I've been feeling the same way when I go home to Minnesota, and it's been getting worse the longer I've been away as well. Almost my whole family is there, and I have SUCH a fabulous community of friends there, and there are millions of places I love...I miss it so much. But I also love in in California, and I don't want to be done here either. And if I moved back to Minnesota permanently, I'm not sure I would be as happy as I think I'd be. It's hard to tell. Also, in relation to not doing things with your day/actually getting shit done, you should check this little chart out:


^^She's a super funny artist, and I saw that the other day and actually laughed out loud because I could relate so much. Too often, my life is the top two boxes.

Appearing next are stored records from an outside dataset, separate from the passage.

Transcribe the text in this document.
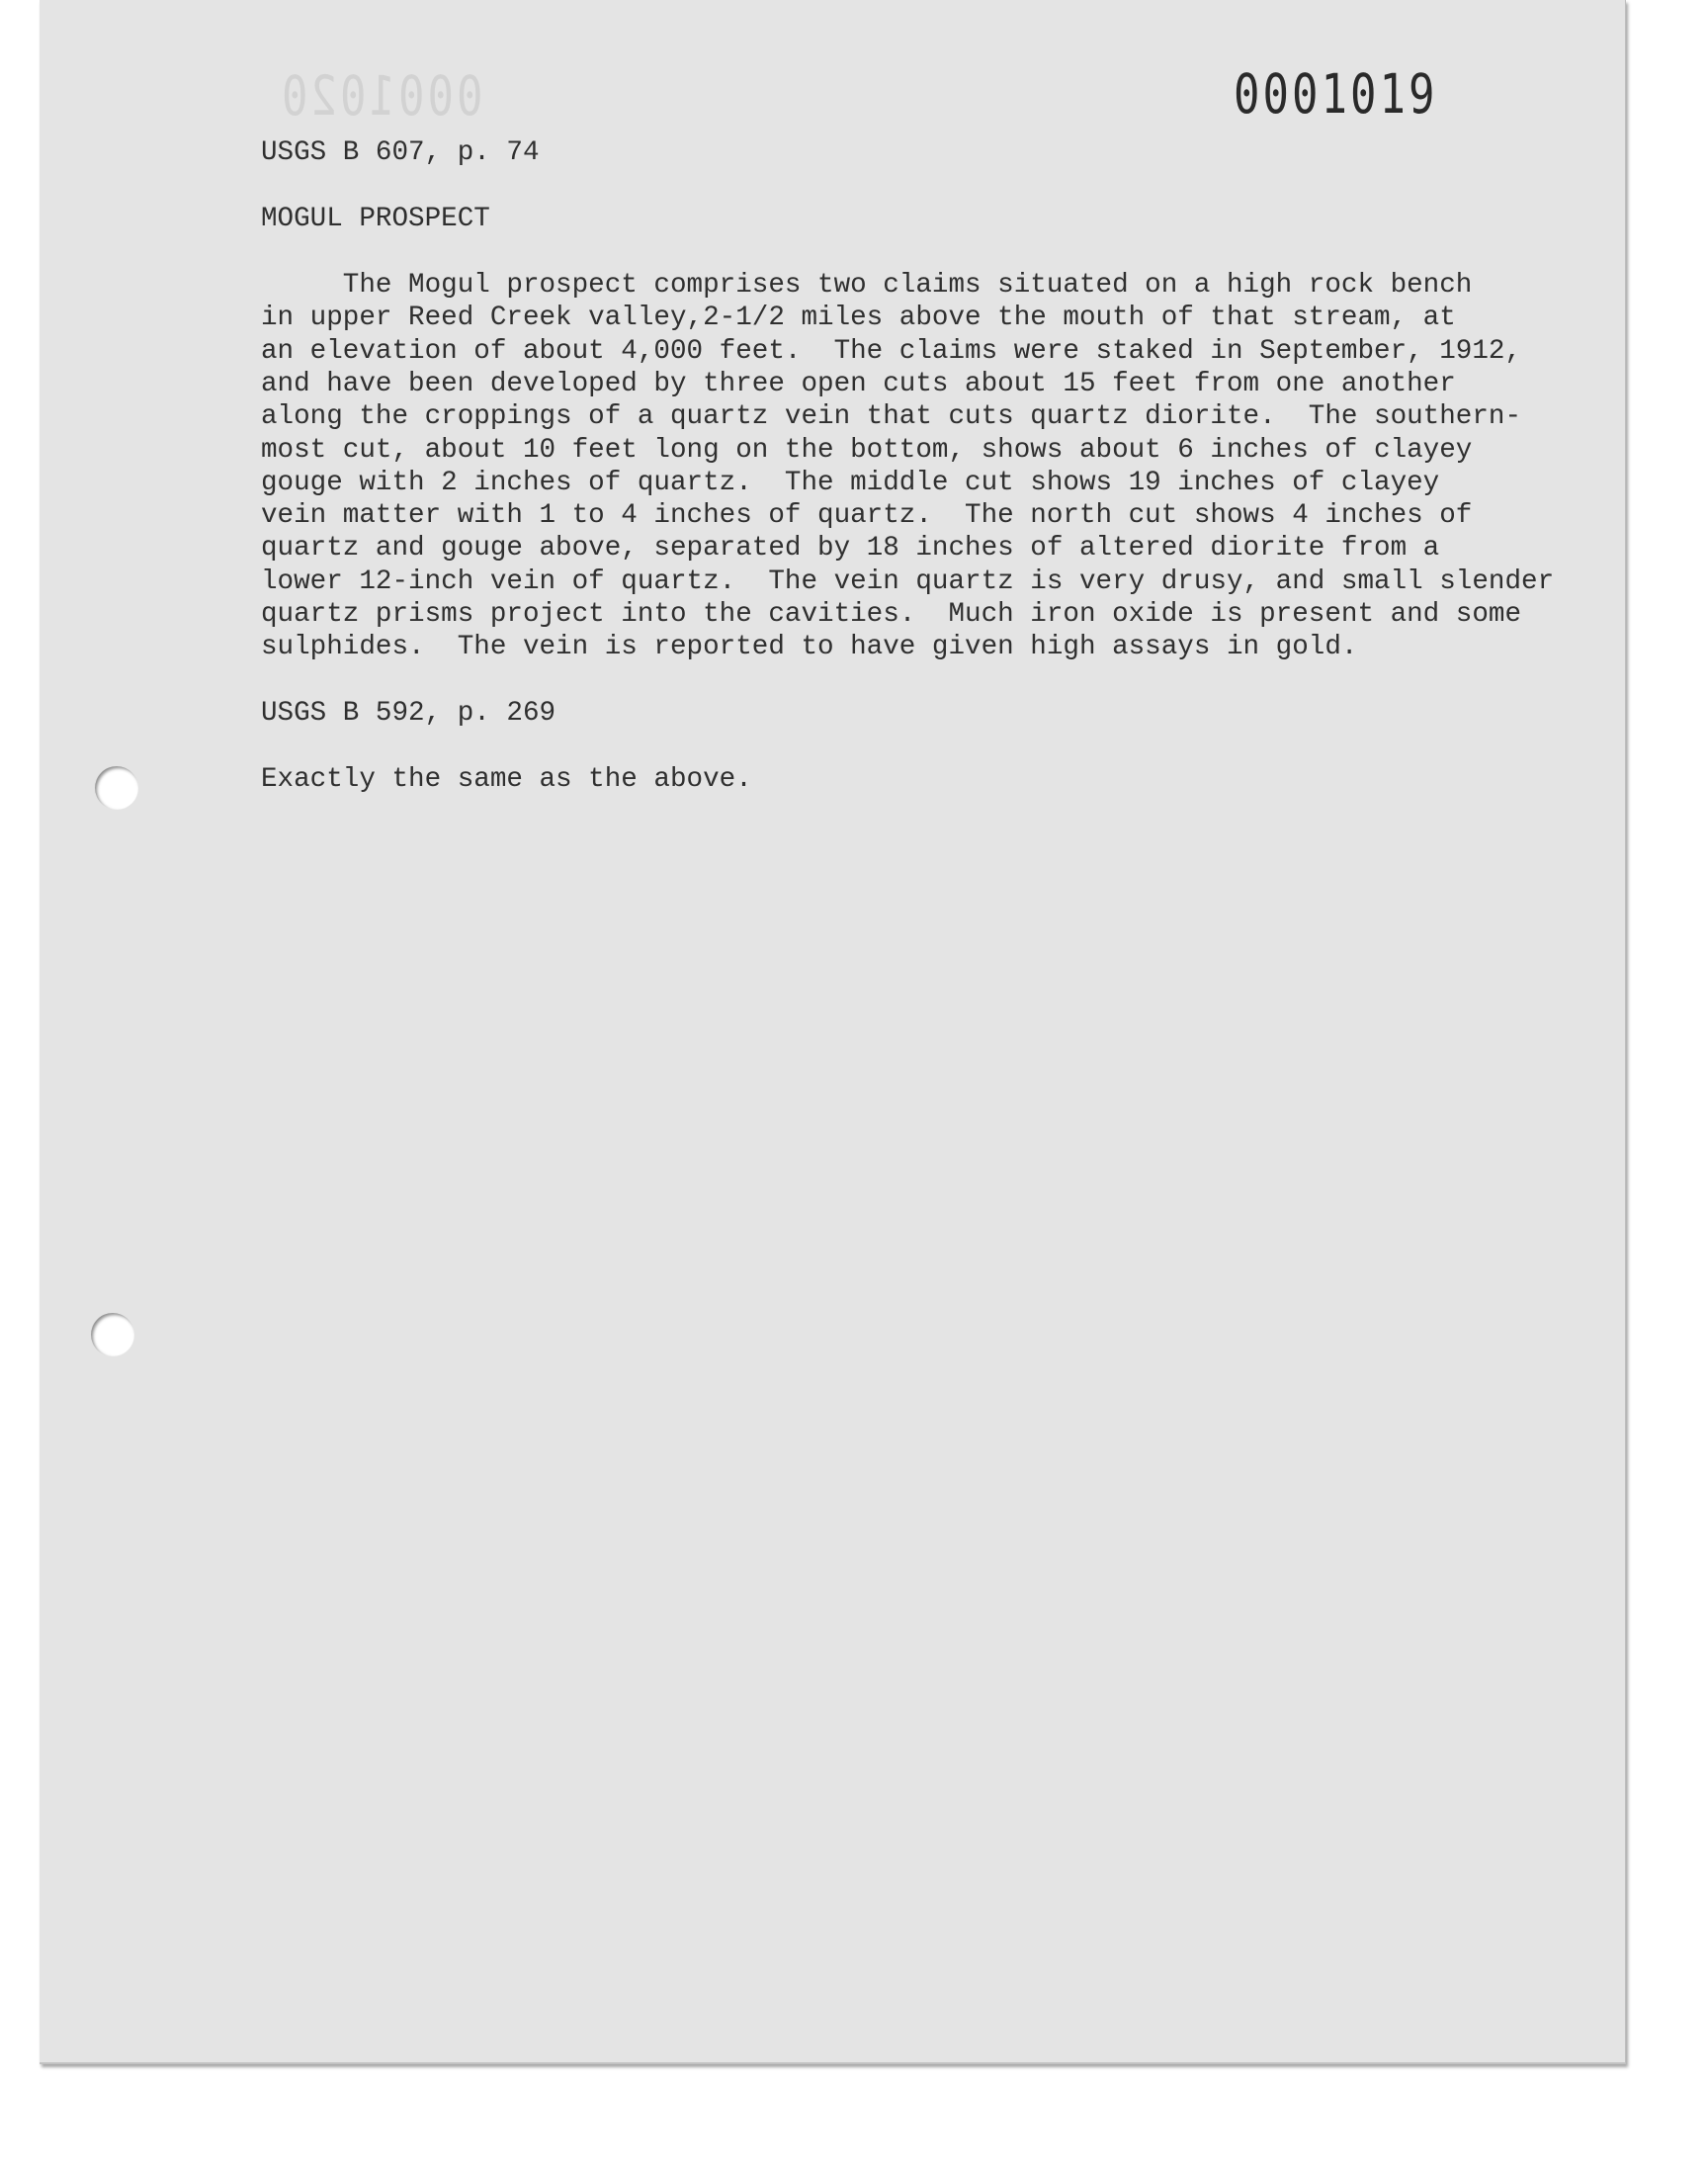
0001020	0001019
USGS B 607, p. 74
MOGUL PROSPECT
The Mogul prospect comprises two claims situated on a high rock bench
in upper Reed Creek valley,2-1/2 miles above the mouth of that stream, at
an elevation of about 4,000 feet.  The claims were staked in September, 1912,
and have been developed by three open cuts about 15 feet from one another
along the croppings of a quartz vein that cuts quartz diorite.  The southern-
most cut, about 10 feet long on the bottom, shows about 6 inches of clayey
gouge with 2 inches of quartz.  The middle cut shows 19 inches of clayey
vein matter with 1 to 4 inches of quartz.  The north cut shows 4 inches of
quartz and gouge above, separated by 18 inches of altered diorite from a
lower 12-inch vein of quartz.  The vein quartz is very drusy, and small slender
quartz prisms project into the cavities.  Much iron oxide is present and some
sulphides.  The vein is reported to have given high assays in gold.
USGS B 592, p. 269
Exactly the same as the above.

Wonderful blog post, per usual. =]

Kaeguri said...

Great post on a topic that so many of us can relate to. I have mixed feelings about moving back to VT but I still perhaps selfishly want my family to stay there so that I have my childhood home to return to.

Anonymous said...

Just perfect. I am fairly older than you, live two states away from my hometown, and you're right- it doesn't get easier. It just becomes a part of you, a part of life.

DIANE said...

Oh Melina...sigh. This will give me new perspective every single day, when I look at the beautiful sea glass pendant dangling from my rear view window...the pendant you created during such a sad time in your life. From now on when I hop in the car and see your sea glass, I'll say my own command...to you, me, all of us. Don't get sad...see the beauty in everything.

On a side note, I came across your thank you card a few weeks ago. It is clear that those words were written by a completely different Lina. Blessings to you...Asheville and your new life suit you well. Hugs ☺️

Maria said...

i love that you're writing again.

Maggie Jones said...

Just perfectly painful. At times, I feel suffocating/paralyzing pain when I pull away from my parents. Nostalgia is my noose.